The players who were proven to have taken PED’s were punished based on guidelines set forth in the Collective Bargaining Agreement. In some cases, millions of dollars were forfeited and in all cases reputations were tarnished or destroyed. Those suspected have also had their reputations destroyed. Barry Bonds was the best player of his generation before he went through a “growth spurt” at age 37. Given that he is still not in the HOF and that he is radioactive, it’s difficult to argue that he wasn’t punished.
The top players by WAR generally align with who most objective and reasonable observers would categorize as great, HOF caliber players. You seem to believe that an objective measurement of one’s overall production is a sign of societal decay. The fact that baseball is better understood now than in the past is a good thing and highlights the contributions of all.
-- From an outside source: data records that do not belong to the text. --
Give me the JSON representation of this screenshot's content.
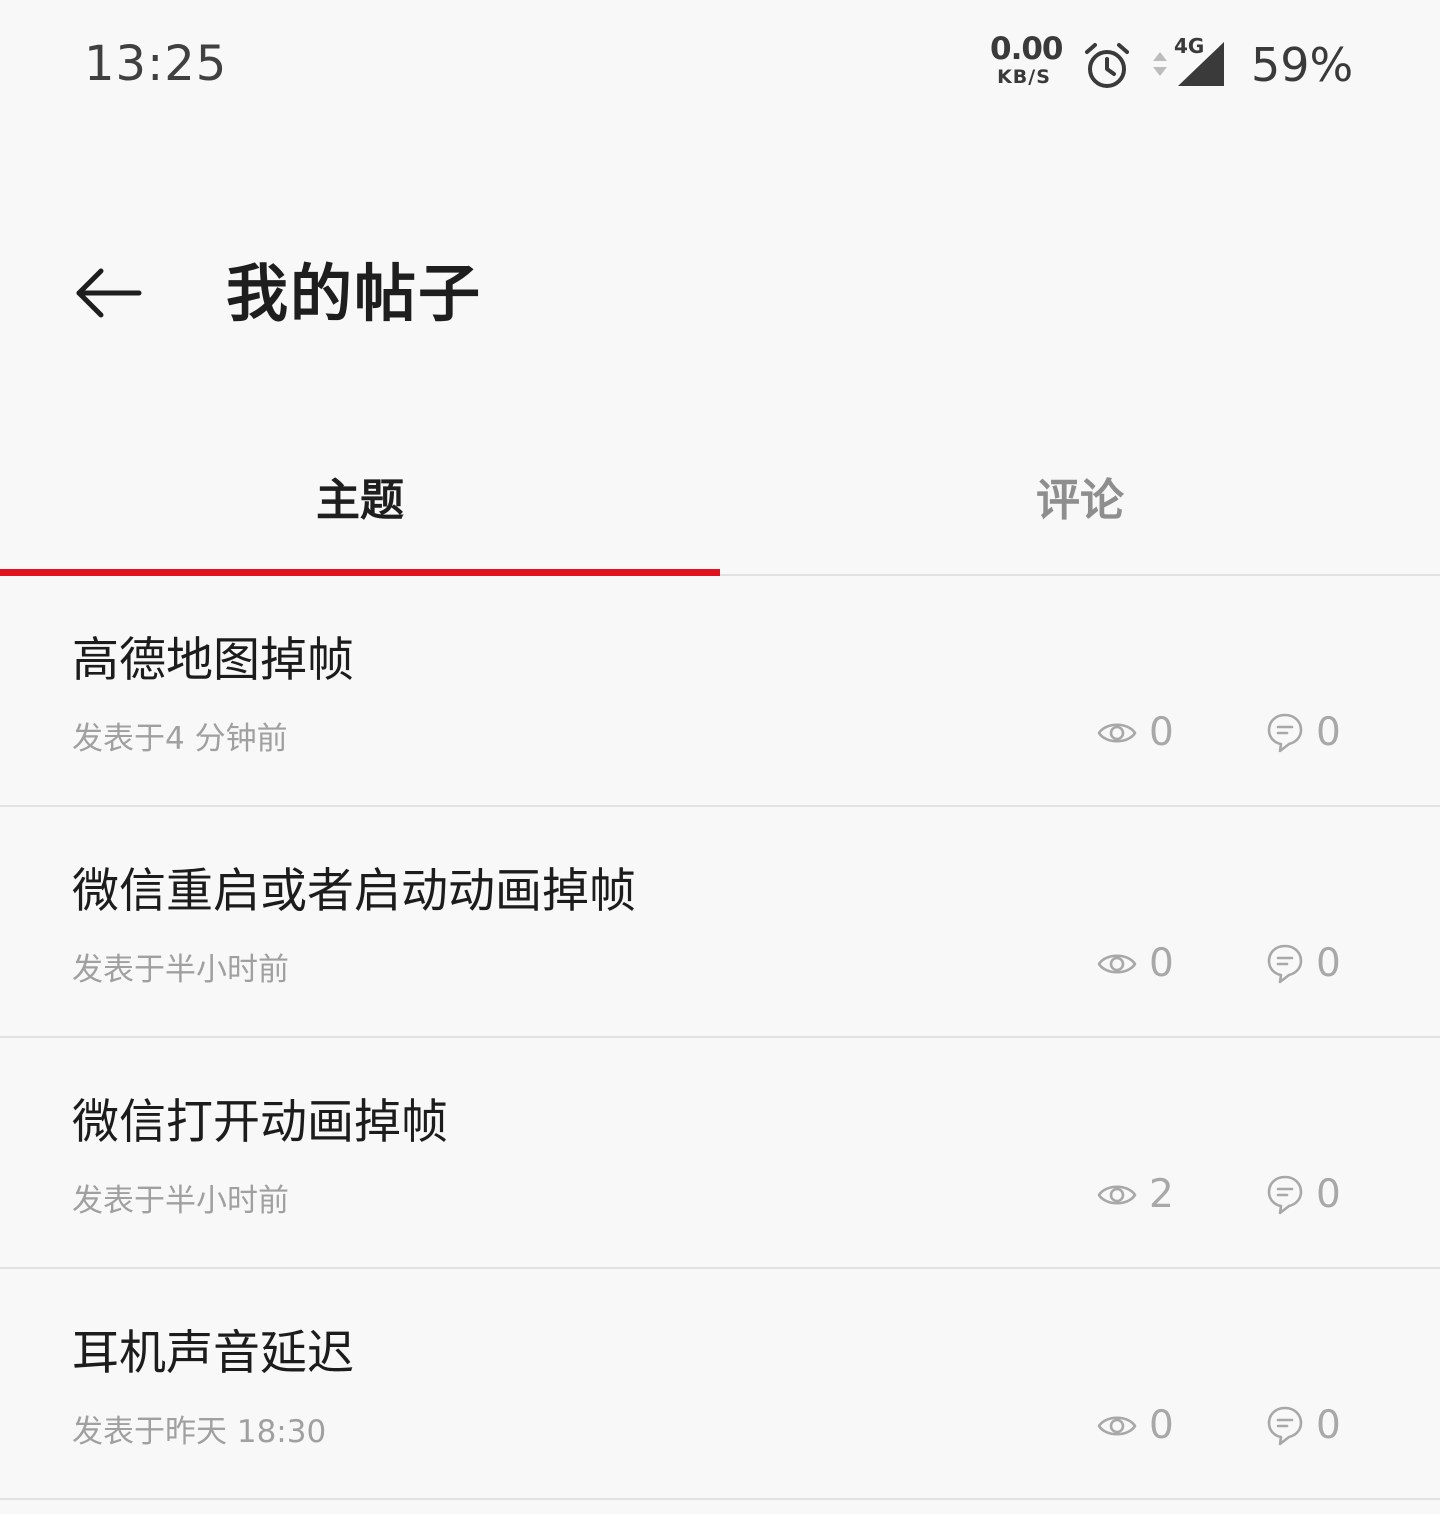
{
  "status_bar": {
    "time": "13:25",
    "net_speed_value": "0.00",
    "net_speed_unit": "KB/S",
    "network_type": "4G",
    "battery": "59%",
    "icons": [
      "alarm-icon",
      "data-arrows-icon",
      "signal-icon"
    ]
  },
  "header": {
    "title": "我的帖子",
    "back_icon": "back-arrow-icon"
  },
  "tabs": [
    {
      "label": "主题",
      "selected": true
    },
    {
      "label": "评论",
      "selected": false
    }
  ],
  "posts": [
    {
      "title": "高德地图掉帧",
      "meta": "发表于4 分钟前",
      "views": "0",
      "comments": "0"
    },
    {
      "title": "微信重启或者启动动画掉帧",
      "meta": "发表于半小时前",
      "views": "0",
      "comments": "0"
    },
    {
      "title": "微信打开动画掉帧",
      "meta": "发表于半小时前",
      "views": "2",
      "comments": "0"
    },
    {
      "title": "耳机声音延迟",
      "meta": "发表于昨天 18:30",
      "views": "0",
      "comments": "0"
    }
  ],
  "colors": {
    "accent": "#e0141e",
    "background": "#f8f8f8",
    "primary_text": "#1c1c1c",
    "secondary_text": "#a0a0a0",
    "divider": "#e2e2e2"
  }
}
This was really cool, thanks so much for sharing (along with the code!) Shouldn’t be surprised to find a fellow predictive modeler who is also a Reds fan. Sounds like many data scientists/ statisticians seem always to have a draw towards baseball. Before I got to the different methods you applied, I had guessed that a random forest would probably win out given the distribution of the target variable/or bootstrapping. Thought you might have programmed this in R, but was pleasantly surprised that this was in Python. Downloaded the code and I’m running it now (after some minor tweaks for filenames downloaded from Chad’s dataset.) Want to play around with it a bit — based on the Python code I can tell you are primarily a C++ coder based on how you coded it 🙂
Nice to see some other data nerds! I definitely learned to code from C++/C/FORTRAN, so I’m not surprised my code looks a bit C-ish. I’ve been learning more about the syntax associated with Python. Enjoy the code! I want to switch the model over to a neural network to see how that goes, perhaps allowing both for rate of accrual features and total statistics features. Cheers!
Pretty interesting. Like any model, it is a tool, but needs a human check. Nick Markakis has never even made an All-Star team, meaning that his contemporaries (the All-Star manager via peer pressure) never thought he was a top 5% player in any year. How, then, can he be deemed to be a top 1% player of all time? His top Baseball Reference similarity comps are Alex Rios, Claudell Washington and Randy Winn, which seem about right.
When the computer tells you that Nancy Culp (Miss Jane in the Beverly Hillbillies) is prettier than Ingrid Bergman, the computer program needs a reality check. Elvis Andrus is not a better baseball player than Joey Votto.
Michael Young is probably a lot better player than people generally remember or recognize, but I doubt he will be in the Hall of Fame. He had six 200-hit seasons and a batting title, but is otherwise Bill Madlock-ian in HOF credentials.
The HOF does give some credit to short-term brilliance, with Sandy Koufax being Exhibit A. Kirby Puckett scored in that regard, too, and for that matter Joe DiMaggio. This is a Hall of “Fame,” and nobody was more “famous” for baseball than either Koufax or DiMaggio.